The deferrals are a result of reduced development charge (DC) revenues for the region as the pandemic has significantly slowed down growth in Peel. This reduction is largest in the development of single and semi-detached homes. The stunted growth is not expected to return to normal for several years, hampering overall cash flow and financial flexibility for the Region of Peel.
“Although recovery is expected to begin immediately following the emergency, growth is not expected to return to pre-recession levels until after 2024,” the report states.

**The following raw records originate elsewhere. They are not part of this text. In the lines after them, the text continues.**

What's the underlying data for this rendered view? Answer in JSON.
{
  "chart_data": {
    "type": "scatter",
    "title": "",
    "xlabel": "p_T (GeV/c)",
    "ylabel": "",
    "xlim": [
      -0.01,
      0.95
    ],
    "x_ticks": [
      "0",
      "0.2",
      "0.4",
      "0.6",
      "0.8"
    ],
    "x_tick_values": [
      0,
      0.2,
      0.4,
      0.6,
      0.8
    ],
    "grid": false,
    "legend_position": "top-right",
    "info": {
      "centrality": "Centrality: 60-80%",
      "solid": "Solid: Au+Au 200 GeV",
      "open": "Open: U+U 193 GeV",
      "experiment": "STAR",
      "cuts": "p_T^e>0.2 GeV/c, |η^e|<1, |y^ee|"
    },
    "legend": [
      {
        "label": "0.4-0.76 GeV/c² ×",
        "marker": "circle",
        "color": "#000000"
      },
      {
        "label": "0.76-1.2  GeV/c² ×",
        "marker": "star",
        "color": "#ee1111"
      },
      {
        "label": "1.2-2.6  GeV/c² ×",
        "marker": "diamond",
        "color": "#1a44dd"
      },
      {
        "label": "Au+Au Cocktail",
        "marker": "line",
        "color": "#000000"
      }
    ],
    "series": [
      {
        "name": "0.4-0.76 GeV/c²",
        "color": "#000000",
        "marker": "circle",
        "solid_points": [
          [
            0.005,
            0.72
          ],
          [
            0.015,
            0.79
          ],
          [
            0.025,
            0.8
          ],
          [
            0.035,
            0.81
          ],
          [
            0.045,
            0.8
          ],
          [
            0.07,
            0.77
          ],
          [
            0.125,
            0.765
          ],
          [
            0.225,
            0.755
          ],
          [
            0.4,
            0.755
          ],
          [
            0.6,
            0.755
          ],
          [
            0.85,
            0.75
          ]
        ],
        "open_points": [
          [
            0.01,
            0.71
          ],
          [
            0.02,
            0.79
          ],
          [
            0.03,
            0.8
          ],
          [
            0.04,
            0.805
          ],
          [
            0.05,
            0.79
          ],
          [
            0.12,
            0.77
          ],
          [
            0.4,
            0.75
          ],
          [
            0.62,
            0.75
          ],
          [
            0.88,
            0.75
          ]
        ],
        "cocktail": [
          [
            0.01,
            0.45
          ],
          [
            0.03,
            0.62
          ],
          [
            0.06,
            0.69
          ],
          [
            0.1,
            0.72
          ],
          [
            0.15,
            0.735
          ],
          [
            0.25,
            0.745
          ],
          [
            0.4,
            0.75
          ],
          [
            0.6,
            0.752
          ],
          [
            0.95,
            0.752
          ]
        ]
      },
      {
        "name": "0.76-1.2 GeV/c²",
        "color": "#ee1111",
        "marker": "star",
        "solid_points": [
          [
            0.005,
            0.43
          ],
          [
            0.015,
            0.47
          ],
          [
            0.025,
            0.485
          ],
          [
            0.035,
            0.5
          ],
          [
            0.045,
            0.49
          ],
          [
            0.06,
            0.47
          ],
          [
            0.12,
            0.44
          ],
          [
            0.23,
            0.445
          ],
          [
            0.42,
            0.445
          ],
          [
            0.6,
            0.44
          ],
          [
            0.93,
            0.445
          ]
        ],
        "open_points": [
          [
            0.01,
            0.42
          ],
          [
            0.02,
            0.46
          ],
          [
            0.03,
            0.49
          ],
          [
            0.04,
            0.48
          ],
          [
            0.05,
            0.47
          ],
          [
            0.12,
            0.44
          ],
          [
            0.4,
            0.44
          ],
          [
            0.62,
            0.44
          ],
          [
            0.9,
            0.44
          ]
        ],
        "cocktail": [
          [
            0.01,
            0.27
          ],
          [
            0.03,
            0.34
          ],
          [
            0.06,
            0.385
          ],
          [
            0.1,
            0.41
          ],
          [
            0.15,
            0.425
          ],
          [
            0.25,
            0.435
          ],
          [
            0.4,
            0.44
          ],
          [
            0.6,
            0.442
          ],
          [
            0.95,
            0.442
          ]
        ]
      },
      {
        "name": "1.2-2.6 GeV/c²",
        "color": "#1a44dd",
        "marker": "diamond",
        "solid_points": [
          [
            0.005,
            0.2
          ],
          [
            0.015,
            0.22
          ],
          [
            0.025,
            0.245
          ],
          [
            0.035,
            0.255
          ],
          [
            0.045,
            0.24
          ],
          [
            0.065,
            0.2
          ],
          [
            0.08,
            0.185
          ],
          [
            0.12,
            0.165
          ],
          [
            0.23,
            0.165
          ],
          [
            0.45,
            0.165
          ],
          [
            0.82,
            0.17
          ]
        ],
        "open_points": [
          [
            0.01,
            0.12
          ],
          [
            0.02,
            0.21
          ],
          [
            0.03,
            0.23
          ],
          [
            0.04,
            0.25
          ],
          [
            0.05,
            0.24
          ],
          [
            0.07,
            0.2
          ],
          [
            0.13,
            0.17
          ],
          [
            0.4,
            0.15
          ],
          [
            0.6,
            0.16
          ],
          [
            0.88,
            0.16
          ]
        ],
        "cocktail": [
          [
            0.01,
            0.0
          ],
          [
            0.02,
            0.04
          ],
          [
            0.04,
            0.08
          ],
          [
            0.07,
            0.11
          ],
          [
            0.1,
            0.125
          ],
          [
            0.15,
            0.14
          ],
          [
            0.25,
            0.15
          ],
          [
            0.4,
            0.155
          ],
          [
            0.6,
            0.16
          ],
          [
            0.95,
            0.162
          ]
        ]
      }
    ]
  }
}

Staff have reviewed development charges from the 2008-09 financial crisis to gauge how much of a loss to expect following the pandemic. During the 2008/9 recession, the Region was forced to issue $1.5 billion of additional debt to support its capital program, something that was “manageable” staff state. With the COVID recession, Peel projects it would need to take out $2.1 billion of additional debt, something that “would put the Region’s financial flexibility and credit rating at significant risk,” the report states.
Without deferring capital projects, the Region of Peel would be forced to take on a considerable amount of debt.
One particularly high-risk project will still be moving forward. The G.E. Booth Wastewater Treatment plant needs to be expanded to support the Inspiration Lakeview development on Mississauga’s waterfront. The project will proceed slower than intended due to distancing regulations, but no funding will be deferred.
Staff admit there are risks associated with delaying projects over the next few years, including additional costs from inflation the longer the project is paused. The Region also runs the risk of having to swallow increased construction and labour costs the longer shovels don’t hit the ground. Peel staff state it still makes more sense financially to defer and potentially have to increase project budgets than to jump into them now.
There is also the risk that aging infrastructure will fail without the necessary repairs, or without the creation of new infrastructure to support it. This is a particularly poignant risk in downtown Brampton where badly needed subsurface infrastructure work has been put off for years. Late last month, regional council approved the first phase of what could be temporary work to begin repairs in downtown, labelling the infrastructure there as “high risk”. The Region says work will not stop on crucial waste water management projects, but recognizes that the diversion and slowing of projects could lead to an increased risk of basement flooding in the spring.
“We’re going to get those phone calls [from the public],” said Councillor Annette Groves, on the matter of flooding.
“Our infrastructure is quite old… it’s unfortunate that that needs to be deferred, but I guess we don’t have a choice,” she said.
Without a concrete list of projects being deferred, there is confusion around what work is moving forward and what is being delayed.
Some projects already passed in the 2020 capital budget are desperately needed to help revive the downtown core of Brampton or improve waste management and traffic flow through the region.
The hundreds of millions in deferrals comes as the Region of Peel is grappling with an already long list of needed infrastructure work and repairs. The 2020 budget document states that the capital infrastructure budget has a funding gap of nearly $2 billion over the next 20 years. In order to close this gap, staff have suggested a 1 percent tax levy until 2026, a measure they believe will close the staggering shortfall.
The current deferrals updated at Thursday’s council meeting will not have any impact on the price of utilities in the region, a spokesperson said.